Press Review 17th – 24th October
Denmark tries a soft-handed approach to returned Islamist fighters – 19/10/2014 – Washington Post
In Denmark, not one returned fighter has been locked up. Instead, taking the view that discrimination at home is as criminal as Islamic State recruiting, officials here are providing free psychological counseling while finding returnees jobs and spots in schools and universities. Officials credit a new effort to reach out to a radical mosque with stanching the flow of recruits.
Oman’s uncertain future – 21/10/2014 – Al Monitor
Even as many Arab states have succumbed to sectarian violence and political tumult, the Sultanate of Oman has stood out as a beacon of tranquility and tolerance. Oman’s stability is largely attributed to the popularity of its leader, Sultan Qaboos bin Said Al Said.
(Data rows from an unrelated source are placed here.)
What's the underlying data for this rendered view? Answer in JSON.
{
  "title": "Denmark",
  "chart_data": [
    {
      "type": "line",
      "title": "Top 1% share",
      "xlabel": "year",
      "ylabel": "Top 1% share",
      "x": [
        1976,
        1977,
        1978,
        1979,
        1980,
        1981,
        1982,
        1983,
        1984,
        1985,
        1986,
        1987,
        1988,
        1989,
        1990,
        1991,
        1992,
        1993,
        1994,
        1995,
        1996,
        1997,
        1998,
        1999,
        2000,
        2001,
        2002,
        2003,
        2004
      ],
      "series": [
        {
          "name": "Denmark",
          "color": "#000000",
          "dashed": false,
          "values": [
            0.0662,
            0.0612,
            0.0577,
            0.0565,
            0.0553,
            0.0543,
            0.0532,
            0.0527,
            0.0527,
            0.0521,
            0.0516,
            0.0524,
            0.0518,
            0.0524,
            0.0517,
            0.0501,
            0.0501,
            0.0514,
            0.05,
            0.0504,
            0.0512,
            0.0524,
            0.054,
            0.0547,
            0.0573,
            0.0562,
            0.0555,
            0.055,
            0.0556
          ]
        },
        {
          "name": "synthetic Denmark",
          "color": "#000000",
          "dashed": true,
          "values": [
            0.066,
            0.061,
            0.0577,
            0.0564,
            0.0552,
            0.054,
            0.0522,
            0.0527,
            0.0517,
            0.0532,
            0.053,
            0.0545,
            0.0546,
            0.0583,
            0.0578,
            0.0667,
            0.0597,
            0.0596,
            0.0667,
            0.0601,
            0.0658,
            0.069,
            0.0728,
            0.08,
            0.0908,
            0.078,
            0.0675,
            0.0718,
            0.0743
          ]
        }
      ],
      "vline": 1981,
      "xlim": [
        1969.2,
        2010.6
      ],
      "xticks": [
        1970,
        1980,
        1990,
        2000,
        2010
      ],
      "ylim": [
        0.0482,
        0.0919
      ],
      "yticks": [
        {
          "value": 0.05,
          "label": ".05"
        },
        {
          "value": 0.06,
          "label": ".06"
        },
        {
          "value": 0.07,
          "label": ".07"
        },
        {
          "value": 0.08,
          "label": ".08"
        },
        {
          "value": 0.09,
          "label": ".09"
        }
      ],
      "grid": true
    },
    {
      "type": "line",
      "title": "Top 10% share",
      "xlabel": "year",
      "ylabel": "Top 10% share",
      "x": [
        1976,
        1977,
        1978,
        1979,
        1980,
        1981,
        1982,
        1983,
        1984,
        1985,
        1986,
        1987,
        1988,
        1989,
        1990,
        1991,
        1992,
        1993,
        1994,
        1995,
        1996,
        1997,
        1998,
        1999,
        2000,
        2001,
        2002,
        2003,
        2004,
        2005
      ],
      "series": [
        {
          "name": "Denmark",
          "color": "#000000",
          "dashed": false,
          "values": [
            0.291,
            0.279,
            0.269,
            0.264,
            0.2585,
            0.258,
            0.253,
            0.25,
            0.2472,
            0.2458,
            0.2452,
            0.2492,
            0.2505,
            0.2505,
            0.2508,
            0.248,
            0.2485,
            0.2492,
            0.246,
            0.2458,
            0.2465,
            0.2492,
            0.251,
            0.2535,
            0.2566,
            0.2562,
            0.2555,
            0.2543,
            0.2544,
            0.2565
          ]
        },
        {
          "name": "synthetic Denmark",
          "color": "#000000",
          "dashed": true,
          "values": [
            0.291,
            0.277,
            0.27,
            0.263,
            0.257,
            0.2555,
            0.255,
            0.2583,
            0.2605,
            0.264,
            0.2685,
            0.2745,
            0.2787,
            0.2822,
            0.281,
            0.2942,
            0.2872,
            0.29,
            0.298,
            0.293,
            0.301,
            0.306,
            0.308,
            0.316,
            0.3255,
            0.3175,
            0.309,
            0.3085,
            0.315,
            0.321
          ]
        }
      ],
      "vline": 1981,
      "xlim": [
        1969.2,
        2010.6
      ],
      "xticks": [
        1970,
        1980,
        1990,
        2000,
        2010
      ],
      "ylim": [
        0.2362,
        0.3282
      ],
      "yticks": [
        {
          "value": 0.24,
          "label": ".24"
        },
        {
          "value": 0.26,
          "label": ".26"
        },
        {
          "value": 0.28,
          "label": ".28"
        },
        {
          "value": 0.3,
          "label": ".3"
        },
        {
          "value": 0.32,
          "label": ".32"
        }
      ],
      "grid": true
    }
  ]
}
The sultan of Oman’s health crisis will have implications for the Gulf nation and its unique foreign policy.
Pakistani Ahmadi’s have to choose between death and banishment – 21/10/2014 – MO*Magazine
Pakistan is the only country where Ahmadi’s are prosecuted by law, but the discrimination and voilence against the Islamic sect also rises in other muslim countries. ‘Staying in Pakistan wasn’t possible anymore’, testifies an Ahmadi who now lives in the US.
Syria: Narine Afrine, the woman who defies the group of the « Islamic state » – 21/10/2014 – Le Point
Head of the units in charge of protecting Kobane from the jihadists, the story of the fighter Narine Afrine illustrates the important role given to women by the Kurds. Her name is on everyone’s lips, but no one knows her real face. Yet her influence is present from Syria to Iraq where Kurdish fighters are facing the jihadists of the Islamic State (EI).
Tunisia, a new hope for the Arab Spring – 23/10/2014 – OrientXXI
Tunisia is still facing a serious economic and social crisis, it struggles to overcome the abuses of the jihadists and the Tunisians have little clarity on the legislative and presidential elections in October and November 2014. Despite the difficulties of the post-revolutionary period, Tunisia continues to embody the hopes of the Arab Spring. How to explain this optimism?